LFTR fuel is molten; “melt down” is standard operation. Fuel circulates through the reactor, and gets completely fissioned. No expensive fuel rod fabrication. No storing spent fuel rods in cooling ponds. No catastrophic fuel melting out of fuel rods. No risk of spewing radioactive material into the atmosphere if fuel rods overheat.
Fission byproducts are continuously and easily removed from molten fuel, for 99+% fuel consumption. (Byproducts trapped in fuel rods in a solid-fuel reactor, stop the nuclear reaction with <2% of the fuel used; the fuel rod then has to be replaced.)
In any emergency, a frozen plug melts and the fuel quickly drains out of the core into tanks where nuclear fission is physically impossible. Radiation is contained by materials that remain solid at temperatures much higher than inside the reactor, with passive air cooling. This safety feature is only possible with molten fuel. (In solid-fueled reactors, you have to override everything that normally happens in the core and bring in coolant.)
Even if an accident blocks the fuel from draining (e.g. earthquake or sabotage crimps the pipe), the reactor vessel materials can handle the hottest the fuel can possibly get, unlike with LWR.

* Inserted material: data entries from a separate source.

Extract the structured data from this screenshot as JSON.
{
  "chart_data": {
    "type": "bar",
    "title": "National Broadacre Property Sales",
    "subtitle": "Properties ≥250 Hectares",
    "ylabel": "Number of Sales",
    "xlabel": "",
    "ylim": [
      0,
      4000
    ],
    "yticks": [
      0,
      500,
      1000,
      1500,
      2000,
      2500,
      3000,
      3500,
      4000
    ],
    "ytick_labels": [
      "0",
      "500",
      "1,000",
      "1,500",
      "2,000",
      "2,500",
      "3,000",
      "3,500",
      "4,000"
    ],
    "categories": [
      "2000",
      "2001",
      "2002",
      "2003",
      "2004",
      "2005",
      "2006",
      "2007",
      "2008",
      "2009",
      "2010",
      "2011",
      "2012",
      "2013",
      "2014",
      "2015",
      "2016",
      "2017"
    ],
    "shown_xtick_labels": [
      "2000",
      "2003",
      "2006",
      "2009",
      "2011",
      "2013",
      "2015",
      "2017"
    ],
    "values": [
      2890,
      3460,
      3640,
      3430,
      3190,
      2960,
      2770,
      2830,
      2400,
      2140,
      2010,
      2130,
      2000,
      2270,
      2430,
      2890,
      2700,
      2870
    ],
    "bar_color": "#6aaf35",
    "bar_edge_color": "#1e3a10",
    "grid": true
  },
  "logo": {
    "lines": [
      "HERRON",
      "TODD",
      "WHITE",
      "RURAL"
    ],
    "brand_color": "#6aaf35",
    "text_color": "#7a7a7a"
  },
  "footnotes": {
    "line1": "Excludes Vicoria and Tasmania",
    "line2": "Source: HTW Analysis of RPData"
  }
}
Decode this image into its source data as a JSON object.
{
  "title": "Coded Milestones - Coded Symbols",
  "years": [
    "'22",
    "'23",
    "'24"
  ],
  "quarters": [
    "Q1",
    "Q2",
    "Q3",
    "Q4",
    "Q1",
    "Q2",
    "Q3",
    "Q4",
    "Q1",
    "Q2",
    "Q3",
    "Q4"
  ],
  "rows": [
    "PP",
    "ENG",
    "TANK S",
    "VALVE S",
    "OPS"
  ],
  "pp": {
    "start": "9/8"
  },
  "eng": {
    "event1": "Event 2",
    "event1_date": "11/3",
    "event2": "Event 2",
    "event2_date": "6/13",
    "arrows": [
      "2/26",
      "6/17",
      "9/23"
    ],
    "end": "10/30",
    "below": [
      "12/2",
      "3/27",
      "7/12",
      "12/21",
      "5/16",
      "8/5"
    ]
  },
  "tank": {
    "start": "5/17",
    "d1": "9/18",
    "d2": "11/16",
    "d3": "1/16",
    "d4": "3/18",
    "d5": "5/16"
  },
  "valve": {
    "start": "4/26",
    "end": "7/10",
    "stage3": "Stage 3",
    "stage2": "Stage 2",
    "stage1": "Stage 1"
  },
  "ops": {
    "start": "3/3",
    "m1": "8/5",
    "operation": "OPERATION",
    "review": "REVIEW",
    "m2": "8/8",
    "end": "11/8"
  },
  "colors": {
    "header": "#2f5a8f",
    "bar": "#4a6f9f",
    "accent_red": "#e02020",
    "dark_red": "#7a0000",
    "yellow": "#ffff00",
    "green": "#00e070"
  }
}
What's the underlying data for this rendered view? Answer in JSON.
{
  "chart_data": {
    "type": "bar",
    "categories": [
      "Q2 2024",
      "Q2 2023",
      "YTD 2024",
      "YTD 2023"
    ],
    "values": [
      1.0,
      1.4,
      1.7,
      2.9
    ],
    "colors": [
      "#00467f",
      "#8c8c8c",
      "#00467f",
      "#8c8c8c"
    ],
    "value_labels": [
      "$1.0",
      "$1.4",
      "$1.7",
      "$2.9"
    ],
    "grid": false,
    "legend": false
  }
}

In LWR, if there is a “loss of coolant accident”, the coolant is gone, the fuel rods melt, the careful spacing of the fuel is gone, the fuel is now more dense than the reactor was designed for. The fuel temperature gets hotter than normal, but the temperature in the fuel pellets is normally much hotter than the reactor vessel can handle.
In MSR, the fuel is molten in the salt, and chemically bound to the salt, the same temperature as the salt, and the salt can’t boil away — the fuel doesn’t get more dense except by thermal expansion/contraction (if it gets hotter it gets less dense), strongly regulating fission rate. No catastrophe possible.
LWR gets refueled about every 18 months (about 1/3 of fuel rods replaced). MSR would likely have fuel added hourly, daily, or weekly (except for designs with no refueling or chemical processing, seal it and replace in 30 years).
Since there is no need for a lot of “excess” fuel above what is needed to maintain fission, there is less fuel in the reactor when any accident occurs. Fission products that are gasses (e.g. krypton) get continuously removed and stored. There is far less radioactive material that could be released in an accident than in LWR, and there is no high pressure to push that material away from the reactor.
LFTRs Are Cooled by Stable Salts, Not Water
LFTRs are cooled by salts that remain liquid, even up to ~1400° C, so they operate at atmospheric pressure — no massive high-pressure containment structures are needed.
Almost all safety problems with current nuclear reactors can be traced to high-pressure water coolant. (Water-cooled reactors have up to 150 atmospheres pressure, to keep water a liquid under high temperatures, so need thick steel walls and massive reinforced-concrete buildings to contain water explosively converting to radioactive steam in an accident.)
LFTRs use No water, so can be built where water is scarce, using passive air cooling.
The salt used is very chemically stable, doesn’t react with materials in the reactor, or with air or water in an accident. The salt is essentially impervious to radiation damage, and doesn’t absorb neutrons (which would affect the rate of fission).
The fluoride salt chemically bonds with most of the more dangerous fission products, so in any accident they remain trapped in the salt. For example, radioactive cesium and iodine that were released in Fukushima-Daiichi would not be released in a LFTR accident.
There are a few sodium-cooled reactors. Sodium reacts violently to water. A broken pipe weld in a heat transfer unit heavily damaged the Monju Nuclear Power Plant. Molten Salt Reactors would not have this risk.